T.K. Inagaki and L.J. Human, ‘Physical and Social Warmth: Warmer Daily Body Temperature Is Associated with Greater Feelings of Social Connection’, Emotion (2019), advance online publication, http://dx.doi.org/10.1037/emo0000618.
I have this idea that over the summer I will find more time and energy for this blog, and that’s a nice idea. In the meantime I cannot let this interesting essay pass by without comment. I was alerted to it by the Twitter feed of my colleague Simone Schnall, who is a wise observer of the fortunes of embodied cognition. I said just before Christmas that doubt had been shed on one of the more eye-catching findings in the field. Attempts to replicate experiments showing that bodily warmth led to greater social affection were not going well; you can find my post here.

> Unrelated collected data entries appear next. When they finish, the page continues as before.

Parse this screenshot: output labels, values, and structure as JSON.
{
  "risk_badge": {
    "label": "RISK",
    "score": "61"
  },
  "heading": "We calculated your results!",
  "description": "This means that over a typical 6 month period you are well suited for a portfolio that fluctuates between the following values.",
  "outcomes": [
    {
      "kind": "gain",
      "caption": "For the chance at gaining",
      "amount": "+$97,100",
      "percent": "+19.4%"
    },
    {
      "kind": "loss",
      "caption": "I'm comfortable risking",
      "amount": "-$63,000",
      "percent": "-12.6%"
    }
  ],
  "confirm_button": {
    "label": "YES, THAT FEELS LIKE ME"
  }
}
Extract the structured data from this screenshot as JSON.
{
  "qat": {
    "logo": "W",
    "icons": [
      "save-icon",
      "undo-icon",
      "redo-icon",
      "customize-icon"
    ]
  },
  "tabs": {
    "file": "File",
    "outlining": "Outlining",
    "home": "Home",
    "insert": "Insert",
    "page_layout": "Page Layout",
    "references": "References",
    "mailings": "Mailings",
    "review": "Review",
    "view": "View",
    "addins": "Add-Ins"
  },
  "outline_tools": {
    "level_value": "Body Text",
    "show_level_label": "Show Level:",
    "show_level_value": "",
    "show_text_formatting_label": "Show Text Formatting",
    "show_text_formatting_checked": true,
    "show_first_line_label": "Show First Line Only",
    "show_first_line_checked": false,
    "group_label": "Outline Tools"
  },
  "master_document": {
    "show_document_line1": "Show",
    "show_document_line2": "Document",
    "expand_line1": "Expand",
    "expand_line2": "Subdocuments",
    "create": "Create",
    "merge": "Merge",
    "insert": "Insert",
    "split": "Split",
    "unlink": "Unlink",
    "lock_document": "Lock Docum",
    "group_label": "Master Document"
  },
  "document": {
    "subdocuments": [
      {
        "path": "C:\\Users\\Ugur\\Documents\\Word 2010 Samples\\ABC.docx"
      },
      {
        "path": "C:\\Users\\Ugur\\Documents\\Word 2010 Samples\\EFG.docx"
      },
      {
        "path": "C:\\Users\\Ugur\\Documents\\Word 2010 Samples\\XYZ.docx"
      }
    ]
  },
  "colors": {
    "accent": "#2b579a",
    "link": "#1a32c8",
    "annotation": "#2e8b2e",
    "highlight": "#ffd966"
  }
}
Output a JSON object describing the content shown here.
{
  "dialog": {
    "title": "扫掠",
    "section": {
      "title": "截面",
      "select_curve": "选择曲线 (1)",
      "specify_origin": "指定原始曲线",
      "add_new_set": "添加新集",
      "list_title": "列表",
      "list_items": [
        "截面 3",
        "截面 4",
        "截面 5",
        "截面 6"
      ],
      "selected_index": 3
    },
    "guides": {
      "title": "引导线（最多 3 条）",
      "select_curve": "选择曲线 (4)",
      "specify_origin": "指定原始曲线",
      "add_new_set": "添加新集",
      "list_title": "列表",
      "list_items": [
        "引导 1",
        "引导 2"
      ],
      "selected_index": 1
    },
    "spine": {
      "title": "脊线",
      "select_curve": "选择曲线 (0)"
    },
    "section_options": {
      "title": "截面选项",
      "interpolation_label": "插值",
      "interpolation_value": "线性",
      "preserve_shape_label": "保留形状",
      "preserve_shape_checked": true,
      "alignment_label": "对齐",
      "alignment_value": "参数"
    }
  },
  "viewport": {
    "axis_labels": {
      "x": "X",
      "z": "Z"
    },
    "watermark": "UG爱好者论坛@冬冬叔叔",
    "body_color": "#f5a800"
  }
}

Inagaki and Human found that changes in body temperature correlated with feelings of ‘social connection’: warmer, more connected, cooler, less. Of course the classic and possibly fragile ‘holding a warm drink in your hand makes you like people more’ finding by Williams and Bargh is not the only bit of the jigsaw. As I said in my earlier post, I very much relish the way that this idea is both entirely intuitive (yes, warmth, the word bridges these things) and counter-intuitive (can I really be as simple as that?). I’m glad to see it flourishing again.